Cinquenta anos de Tropicália:
movimento de ruptura dentro da
música popular brasileira
Cândido Luiz de Lima Fernandes
O dia 21 de outubro de
2017 marca o cinquentenário de um movimento de ruptura que sacudiu o ambiente da
música popular e da cultura brasileira entre 1967 e 1968, a Tropicália. Neste
dia foi apresentada ao público no Festival da TV Record a canção ”Alegria,
alegria”, de Caetano Veloso, que chocou os "tradicionalistas" da música popular
brasileira devido à originalidade de seus versos e à simples presença de
guitarras em sua execução. No ambiente político-cultural da época, setores de
esquerda classificavam a influência do rock na MPB como alienação cultural.

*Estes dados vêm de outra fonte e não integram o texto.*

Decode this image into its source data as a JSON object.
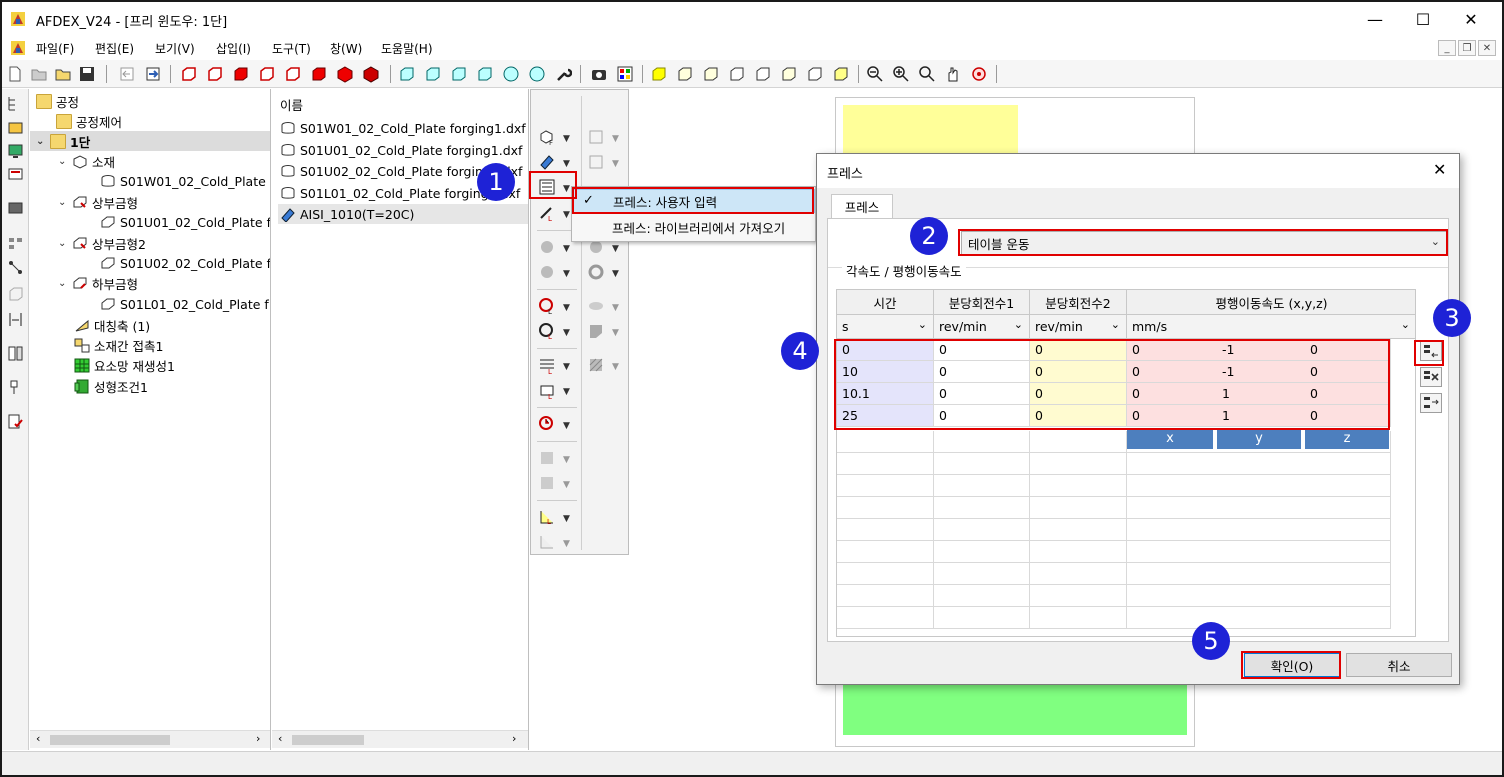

Gilberto Gil apresentou no mesmo festival a também revolucionária canção
“Domingo no Parque”. O Festival da Record de 1967 marcou, portanto, o início da
Tropicália. A partir daí constituiu-se um grupo de compositores, cantores e
arranjadores que passaram a ser denominados “tropicalistas”, cujos destaques
foram Caetano Veloso e Gilberto Gil, além de Gal Costa e Tom Zé, da banda Os
Mutantes e do maestro Rogério Duprat. A cantora Nara Leão não era propriamente
do grupo, mas contribuiu para o famoso álbum “Tropicália” com a canção
“Lindoneia”, que Caetano compôs sobre um quadro de Rubens Gerchman. O grupo
contava com a participação dos letristas José Carlos Capinan e Torquato Neto e
teve o artista gráfico, compositor e poeta Rogério Duarte como um de seus
principais mentores intelectuais.
Pode-se dizer que os tropicalistas
deram um histórico passo à frente na história da música popular brasileira.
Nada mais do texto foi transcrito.